Hat-tip to Rip for sending me this link:

Patterson also recalled Mercer arguing that, during the Gulf War, the U.S. should simply have taken Iraq’s oil, “since it was there.” Trump, too, has said that the U.S. should have “kept the oil.” Expropriating another country’s natural resources is a violation of international law. Another onetime senior employee at Renaissance recalls hearing Mercer downplay the dangers posed by nuclear war. Mercer, speaking of the atomic bombs that the U.S. dropped on Hiroshima and Nagasaki, argued that, outside of the immediate blast zones, the radiation actually made Japanese citizens healthier. The National Academy of Sciences has found no evidence to support this notion.
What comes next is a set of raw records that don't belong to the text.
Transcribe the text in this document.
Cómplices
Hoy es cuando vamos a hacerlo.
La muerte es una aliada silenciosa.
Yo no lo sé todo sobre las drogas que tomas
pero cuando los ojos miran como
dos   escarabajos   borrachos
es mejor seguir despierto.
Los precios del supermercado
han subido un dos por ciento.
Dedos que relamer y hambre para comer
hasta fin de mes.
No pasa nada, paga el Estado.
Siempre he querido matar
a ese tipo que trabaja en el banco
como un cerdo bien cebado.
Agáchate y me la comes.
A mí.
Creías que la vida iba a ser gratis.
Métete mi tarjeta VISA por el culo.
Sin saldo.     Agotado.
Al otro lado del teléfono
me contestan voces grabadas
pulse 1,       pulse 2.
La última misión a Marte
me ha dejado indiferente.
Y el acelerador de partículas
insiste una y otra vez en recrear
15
Nevertheless, according to the onetime employee, Mercer, who is a proponent of nuclear power, “was very excited about the idea, and felt that it meant nuclear accidents weren’t such a big deal.”

Magerman told the Wall Street Journal that Mercer’s political opinions “show contempt for the social safety net that he doesn’t need, but many Americans do.” He also said that Mercer wants the U.S. government to be “shrunk down to the size of a pinhead.” Several former colleagues of Mercer’s said that his views are akin to Objectivism, the philosophy of Ayn Rand. Magerman told me, “Bob believes that human beings have no inherent value other than how much money they make. A cat has value, he’s said, because it provides pleasure to humans. But if someone is on welfare they have negative value. If he earns a thousand times more than a schoolteacher, then he’s a thousand times more valuable.” Magerman added, “He thinks society is upside down—that government helps the weak people get strong, and makes the strong people weak by taking their money away, through taxes.” He said that this mind-set was typical of “instant billionaires” in finance, who “have no stake in society,” unlike the industrialists of the past, who “built real things.”

Yeah, that's just who we need pulling Trump's strings, a misanthropic lunatic.